Warum erblickte dieser Film nicht das Licht der Welt?
Ich konnte keinen Sender finden. Ich habe es jedoch fast allen großen französischen Ketten, öffentlichen und privaten, sowie kleineren Ketten angeboten. Trotz der Erinnerungen habe ich nicht viel Feedback erhalten. Es handelte sich entweder um Schweigen, was eine Form der Reaktion ist, oder um Ablehnung. Die wenigen, die antworteten, erklärten mir, dass Abbé Pierre unantastbar sei. Ich erinnere mich an einen Programmmanager eines Senders, der zu Beginn recht willig und sogar begeistert war. Doch nachdem sie die Akte gelesen hatte, war sie zurückhaltender und ich hörte nichts mehr von ihr. Selbst wenn ich konkrete Fakten vorlege, muss man glauben, dass dies nicht der richtige Zeitpunkt war. Es war zu diesem Zeitpunkt sicherlich nicht ausgestrahlt worden, ich hatte gewissermaßen mit dieser einstimmigen Ablehnung gerechnet.

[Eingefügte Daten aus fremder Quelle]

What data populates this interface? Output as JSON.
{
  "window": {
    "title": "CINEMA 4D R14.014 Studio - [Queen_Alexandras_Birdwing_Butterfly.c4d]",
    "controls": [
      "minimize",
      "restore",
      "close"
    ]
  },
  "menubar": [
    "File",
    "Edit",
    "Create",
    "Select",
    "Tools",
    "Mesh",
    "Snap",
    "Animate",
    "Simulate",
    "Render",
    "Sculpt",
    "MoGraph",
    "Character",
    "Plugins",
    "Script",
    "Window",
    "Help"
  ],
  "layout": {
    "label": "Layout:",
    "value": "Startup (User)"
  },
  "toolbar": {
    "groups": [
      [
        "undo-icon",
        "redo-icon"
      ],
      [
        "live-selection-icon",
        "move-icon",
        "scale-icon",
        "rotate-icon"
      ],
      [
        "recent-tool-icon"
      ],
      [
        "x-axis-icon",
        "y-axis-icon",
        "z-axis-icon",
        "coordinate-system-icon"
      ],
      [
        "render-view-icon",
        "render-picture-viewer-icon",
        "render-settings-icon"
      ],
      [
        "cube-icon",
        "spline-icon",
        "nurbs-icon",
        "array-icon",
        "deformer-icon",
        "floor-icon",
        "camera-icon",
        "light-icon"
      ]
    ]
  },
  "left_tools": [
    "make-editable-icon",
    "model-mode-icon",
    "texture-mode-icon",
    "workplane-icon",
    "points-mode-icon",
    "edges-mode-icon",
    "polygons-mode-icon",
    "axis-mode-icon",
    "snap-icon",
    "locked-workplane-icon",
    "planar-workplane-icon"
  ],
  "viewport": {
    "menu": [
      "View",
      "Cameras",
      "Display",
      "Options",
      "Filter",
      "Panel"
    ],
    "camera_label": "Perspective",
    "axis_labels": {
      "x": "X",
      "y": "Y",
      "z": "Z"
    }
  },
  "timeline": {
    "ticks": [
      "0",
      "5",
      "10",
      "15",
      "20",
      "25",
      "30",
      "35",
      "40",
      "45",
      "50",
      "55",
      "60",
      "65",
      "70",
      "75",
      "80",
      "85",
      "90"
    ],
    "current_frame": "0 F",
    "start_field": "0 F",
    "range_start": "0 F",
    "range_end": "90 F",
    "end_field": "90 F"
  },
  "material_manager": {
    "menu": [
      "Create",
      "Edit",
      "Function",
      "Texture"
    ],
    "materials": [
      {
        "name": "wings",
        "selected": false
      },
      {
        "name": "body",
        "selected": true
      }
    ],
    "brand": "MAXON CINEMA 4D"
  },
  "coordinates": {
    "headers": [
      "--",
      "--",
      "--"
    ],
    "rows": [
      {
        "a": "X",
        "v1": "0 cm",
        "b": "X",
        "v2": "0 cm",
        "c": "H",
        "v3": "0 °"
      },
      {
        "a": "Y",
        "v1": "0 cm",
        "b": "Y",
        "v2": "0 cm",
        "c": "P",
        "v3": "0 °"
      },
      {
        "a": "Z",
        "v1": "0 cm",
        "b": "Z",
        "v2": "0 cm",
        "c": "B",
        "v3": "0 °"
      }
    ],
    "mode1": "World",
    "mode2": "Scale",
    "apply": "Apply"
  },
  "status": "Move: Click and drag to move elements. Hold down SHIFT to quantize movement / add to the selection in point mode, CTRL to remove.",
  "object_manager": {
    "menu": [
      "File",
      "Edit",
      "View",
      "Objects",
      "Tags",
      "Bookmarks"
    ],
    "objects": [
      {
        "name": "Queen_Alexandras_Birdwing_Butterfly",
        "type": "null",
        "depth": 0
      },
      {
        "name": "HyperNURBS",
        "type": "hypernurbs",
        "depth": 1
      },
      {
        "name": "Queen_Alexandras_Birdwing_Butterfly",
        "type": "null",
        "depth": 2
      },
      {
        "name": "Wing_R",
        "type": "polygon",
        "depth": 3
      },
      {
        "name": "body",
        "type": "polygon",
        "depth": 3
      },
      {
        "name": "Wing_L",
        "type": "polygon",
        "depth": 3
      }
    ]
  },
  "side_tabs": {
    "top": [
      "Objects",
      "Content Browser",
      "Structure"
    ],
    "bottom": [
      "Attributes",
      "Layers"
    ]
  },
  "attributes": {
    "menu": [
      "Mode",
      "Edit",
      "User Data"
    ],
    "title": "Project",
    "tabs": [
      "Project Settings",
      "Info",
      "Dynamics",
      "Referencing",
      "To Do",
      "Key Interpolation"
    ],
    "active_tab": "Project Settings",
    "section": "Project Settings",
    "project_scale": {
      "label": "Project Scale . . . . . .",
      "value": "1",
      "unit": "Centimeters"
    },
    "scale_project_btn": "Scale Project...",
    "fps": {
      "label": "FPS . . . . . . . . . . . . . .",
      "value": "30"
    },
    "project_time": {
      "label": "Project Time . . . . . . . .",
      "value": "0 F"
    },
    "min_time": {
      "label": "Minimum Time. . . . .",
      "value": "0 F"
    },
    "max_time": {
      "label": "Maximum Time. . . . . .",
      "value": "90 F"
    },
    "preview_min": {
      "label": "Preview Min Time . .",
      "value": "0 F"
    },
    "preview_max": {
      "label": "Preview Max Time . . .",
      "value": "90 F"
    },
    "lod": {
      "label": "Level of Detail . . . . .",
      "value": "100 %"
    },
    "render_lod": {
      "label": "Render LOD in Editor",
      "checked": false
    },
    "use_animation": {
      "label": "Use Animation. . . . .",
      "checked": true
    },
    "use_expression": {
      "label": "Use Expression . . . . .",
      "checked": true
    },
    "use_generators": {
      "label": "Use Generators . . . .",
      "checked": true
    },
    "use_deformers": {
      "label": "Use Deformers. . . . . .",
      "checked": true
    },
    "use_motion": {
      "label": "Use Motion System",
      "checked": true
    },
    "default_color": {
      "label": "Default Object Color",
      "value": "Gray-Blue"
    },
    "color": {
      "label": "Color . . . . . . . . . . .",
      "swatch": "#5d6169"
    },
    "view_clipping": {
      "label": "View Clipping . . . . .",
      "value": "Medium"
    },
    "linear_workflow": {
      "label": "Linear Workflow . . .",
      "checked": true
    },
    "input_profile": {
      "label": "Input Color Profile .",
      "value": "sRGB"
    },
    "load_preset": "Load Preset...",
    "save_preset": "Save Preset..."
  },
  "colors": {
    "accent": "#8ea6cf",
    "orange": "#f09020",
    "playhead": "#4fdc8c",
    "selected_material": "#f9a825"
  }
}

Sie haben diese Informationen nicht an andere Journalisten weitergegeben?
Es hätte keinen Zweck gehabt. Selbst in der Printpresse hätte niemand veröffentlicht, davon bin ich überzeugt. Außerdem wussten einige auch Bescheid und sagten nichts. Damals herrschte völlige Stille! Er war eine Ikone, und Ikonen fasst man nicht an. Der Erfolg von Emmaus beruhte auf Abt Pierre, und über die sexuellen Exzesse der Priester wurde noch wenig gesprochen. Ich selbst verspürte ein moralisches Problem: Wir wollen einer Struktur, die so vielen unglücklichen Menschen hilft, keinen Schaden zufügen. Aber es gibt auch eine Wahrheit zu vermitteln.